Cryotherapy claims health benefits

Cryotherapy claims health benefits

It’s an old therapy that’s somewhat new to the U.S. Cryotherapy was originally developed in Japan in 1978 to treat rheumatoid arthritis.

Athletes all over the world are using it, and some are using it instead of ice baths.
Now it’s being used for a variety of reasons from pain relief to losing weight.
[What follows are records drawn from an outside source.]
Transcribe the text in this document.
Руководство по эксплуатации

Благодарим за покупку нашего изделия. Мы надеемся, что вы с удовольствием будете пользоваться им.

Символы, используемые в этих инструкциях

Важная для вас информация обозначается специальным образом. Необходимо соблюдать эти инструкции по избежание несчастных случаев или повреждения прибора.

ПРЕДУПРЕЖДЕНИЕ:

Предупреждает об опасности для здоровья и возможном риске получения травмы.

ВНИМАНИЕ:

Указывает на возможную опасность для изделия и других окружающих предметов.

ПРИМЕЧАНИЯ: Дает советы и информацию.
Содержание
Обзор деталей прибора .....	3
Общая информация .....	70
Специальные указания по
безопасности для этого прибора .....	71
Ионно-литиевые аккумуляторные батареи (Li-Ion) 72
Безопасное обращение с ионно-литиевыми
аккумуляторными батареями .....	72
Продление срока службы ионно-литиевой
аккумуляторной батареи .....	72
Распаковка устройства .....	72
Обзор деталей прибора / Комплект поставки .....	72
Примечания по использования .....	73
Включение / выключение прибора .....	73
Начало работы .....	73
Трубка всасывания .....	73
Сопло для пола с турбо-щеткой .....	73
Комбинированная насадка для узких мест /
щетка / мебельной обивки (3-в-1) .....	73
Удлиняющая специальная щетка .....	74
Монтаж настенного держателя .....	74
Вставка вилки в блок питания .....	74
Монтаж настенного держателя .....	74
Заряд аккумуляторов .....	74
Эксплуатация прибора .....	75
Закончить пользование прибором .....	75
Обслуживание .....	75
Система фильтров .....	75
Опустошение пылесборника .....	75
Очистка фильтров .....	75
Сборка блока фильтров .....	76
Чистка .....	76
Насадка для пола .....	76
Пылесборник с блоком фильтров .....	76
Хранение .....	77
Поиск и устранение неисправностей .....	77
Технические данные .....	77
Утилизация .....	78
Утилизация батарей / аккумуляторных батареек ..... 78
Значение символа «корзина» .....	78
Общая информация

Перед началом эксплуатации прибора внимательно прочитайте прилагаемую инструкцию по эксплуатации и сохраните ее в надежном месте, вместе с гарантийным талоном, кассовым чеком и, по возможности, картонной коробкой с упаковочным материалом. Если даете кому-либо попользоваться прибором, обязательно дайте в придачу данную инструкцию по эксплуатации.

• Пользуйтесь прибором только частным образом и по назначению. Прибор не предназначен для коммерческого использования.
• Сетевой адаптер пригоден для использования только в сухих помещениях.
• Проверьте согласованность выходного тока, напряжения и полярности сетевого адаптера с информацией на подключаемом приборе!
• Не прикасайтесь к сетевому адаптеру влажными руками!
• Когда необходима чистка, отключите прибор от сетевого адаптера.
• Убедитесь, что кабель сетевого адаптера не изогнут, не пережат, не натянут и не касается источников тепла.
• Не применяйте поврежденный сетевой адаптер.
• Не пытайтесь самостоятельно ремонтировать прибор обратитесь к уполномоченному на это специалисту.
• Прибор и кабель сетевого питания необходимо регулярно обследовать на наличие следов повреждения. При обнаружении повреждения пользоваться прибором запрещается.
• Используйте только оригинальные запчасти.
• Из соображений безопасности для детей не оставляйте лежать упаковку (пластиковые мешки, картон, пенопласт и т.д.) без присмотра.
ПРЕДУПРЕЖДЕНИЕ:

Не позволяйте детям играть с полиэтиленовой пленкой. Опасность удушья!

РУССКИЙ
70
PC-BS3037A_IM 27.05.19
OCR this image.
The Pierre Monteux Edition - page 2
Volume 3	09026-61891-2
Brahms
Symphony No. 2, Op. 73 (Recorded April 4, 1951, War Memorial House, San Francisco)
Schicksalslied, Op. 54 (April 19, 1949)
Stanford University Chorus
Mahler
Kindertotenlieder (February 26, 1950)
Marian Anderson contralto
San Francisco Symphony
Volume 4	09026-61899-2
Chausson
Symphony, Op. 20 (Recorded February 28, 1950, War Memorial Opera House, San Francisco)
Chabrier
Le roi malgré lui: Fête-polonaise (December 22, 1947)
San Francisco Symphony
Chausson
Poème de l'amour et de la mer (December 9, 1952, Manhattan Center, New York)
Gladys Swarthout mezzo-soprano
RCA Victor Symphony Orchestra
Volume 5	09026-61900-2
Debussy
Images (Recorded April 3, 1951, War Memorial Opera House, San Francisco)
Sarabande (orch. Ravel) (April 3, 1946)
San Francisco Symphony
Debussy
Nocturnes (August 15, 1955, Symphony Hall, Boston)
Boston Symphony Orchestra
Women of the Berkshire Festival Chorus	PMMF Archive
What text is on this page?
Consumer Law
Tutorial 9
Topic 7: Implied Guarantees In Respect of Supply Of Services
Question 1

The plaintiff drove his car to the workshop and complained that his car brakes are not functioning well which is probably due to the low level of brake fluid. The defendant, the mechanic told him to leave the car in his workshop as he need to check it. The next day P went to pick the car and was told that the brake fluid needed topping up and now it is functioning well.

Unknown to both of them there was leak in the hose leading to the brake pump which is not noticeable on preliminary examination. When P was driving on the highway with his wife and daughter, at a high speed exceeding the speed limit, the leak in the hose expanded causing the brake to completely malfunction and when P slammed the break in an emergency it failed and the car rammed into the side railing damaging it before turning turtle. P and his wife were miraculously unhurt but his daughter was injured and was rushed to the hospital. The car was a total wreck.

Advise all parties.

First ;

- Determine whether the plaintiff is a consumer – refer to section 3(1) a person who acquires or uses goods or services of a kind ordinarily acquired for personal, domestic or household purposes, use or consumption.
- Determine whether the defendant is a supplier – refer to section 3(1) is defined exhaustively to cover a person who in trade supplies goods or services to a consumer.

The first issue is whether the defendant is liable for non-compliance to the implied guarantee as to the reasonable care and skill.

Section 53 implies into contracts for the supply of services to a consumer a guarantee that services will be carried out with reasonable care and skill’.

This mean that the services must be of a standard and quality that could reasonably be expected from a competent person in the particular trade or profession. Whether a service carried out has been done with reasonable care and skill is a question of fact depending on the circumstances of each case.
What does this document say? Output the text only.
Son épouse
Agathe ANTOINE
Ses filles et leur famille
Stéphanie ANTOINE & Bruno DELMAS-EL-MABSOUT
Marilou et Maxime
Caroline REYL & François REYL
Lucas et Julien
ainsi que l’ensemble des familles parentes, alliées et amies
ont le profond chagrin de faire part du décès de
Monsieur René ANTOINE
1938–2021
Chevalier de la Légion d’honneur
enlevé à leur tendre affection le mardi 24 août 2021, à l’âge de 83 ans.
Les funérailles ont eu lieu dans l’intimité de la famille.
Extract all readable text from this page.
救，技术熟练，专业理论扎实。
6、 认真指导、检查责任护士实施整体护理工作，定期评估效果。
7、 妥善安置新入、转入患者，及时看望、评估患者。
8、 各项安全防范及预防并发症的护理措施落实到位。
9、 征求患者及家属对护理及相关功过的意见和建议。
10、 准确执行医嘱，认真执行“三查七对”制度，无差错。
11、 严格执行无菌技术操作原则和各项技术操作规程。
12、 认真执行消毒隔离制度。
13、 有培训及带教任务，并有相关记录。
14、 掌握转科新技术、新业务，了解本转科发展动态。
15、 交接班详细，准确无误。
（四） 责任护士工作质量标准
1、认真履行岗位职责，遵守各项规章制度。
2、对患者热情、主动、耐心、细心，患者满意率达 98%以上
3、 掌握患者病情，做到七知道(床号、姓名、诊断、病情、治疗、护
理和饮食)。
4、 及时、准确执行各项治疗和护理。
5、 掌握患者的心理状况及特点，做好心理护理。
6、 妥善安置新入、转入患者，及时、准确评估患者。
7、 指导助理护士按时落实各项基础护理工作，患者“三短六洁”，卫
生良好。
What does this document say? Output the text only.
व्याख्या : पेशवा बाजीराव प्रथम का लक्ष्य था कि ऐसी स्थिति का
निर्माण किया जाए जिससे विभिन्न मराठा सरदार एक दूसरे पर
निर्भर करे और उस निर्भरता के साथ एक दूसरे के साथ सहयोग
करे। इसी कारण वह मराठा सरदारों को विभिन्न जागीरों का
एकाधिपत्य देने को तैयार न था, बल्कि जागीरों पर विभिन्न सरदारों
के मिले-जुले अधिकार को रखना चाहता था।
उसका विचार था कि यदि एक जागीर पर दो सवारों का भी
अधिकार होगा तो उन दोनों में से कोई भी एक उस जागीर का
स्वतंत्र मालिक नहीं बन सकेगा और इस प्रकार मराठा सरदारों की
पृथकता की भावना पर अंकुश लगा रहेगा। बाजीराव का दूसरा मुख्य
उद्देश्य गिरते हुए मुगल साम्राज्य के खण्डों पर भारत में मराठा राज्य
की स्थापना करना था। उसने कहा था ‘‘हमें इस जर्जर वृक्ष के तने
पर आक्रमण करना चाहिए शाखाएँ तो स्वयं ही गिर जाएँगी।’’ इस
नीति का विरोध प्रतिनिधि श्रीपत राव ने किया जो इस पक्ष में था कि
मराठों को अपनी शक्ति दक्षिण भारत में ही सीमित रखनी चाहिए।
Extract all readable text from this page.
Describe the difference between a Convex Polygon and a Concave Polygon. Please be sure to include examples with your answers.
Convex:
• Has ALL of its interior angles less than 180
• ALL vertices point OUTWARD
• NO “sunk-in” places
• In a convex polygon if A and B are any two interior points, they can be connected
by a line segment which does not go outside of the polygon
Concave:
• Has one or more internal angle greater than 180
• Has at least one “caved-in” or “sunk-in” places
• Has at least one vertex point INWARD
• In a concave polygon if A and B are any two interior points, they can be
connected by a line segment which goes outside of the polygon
It’s considered an alternative treatment for conditions like headaches, depression, stress and anxiety.

Cryotherapy is a cold therapy that exposes the entire body to temperatures at least as cold as anything you would find in Antarctica. Patients stand in a cryochamber for 2 to 3 minutes, where liquid nitrogen vapor comes pouring out of vents, and temperatures drop quickly to minus 220 degrees.

In an effort to stay warm, your brain produces endorphins and proteins which are released into the blood once the treatment is over.

Doctors say this isn’t a “one-size-fits-all type of treatment” and there haven’t been enough studies to say that it is safe or it truly works.

There’s a long list of people who shouldn’t use it: Women who are pregnant and anyone with hypertension, cardiovascular disease, seizures, cancer or lung disorders.

Cryotherapy is very popular in Europe but hasn’t been FDA-approved in the U.S.

Anyone who wants to try cryotherapy is encouraged to talk to their doctor first and make sure it is safe.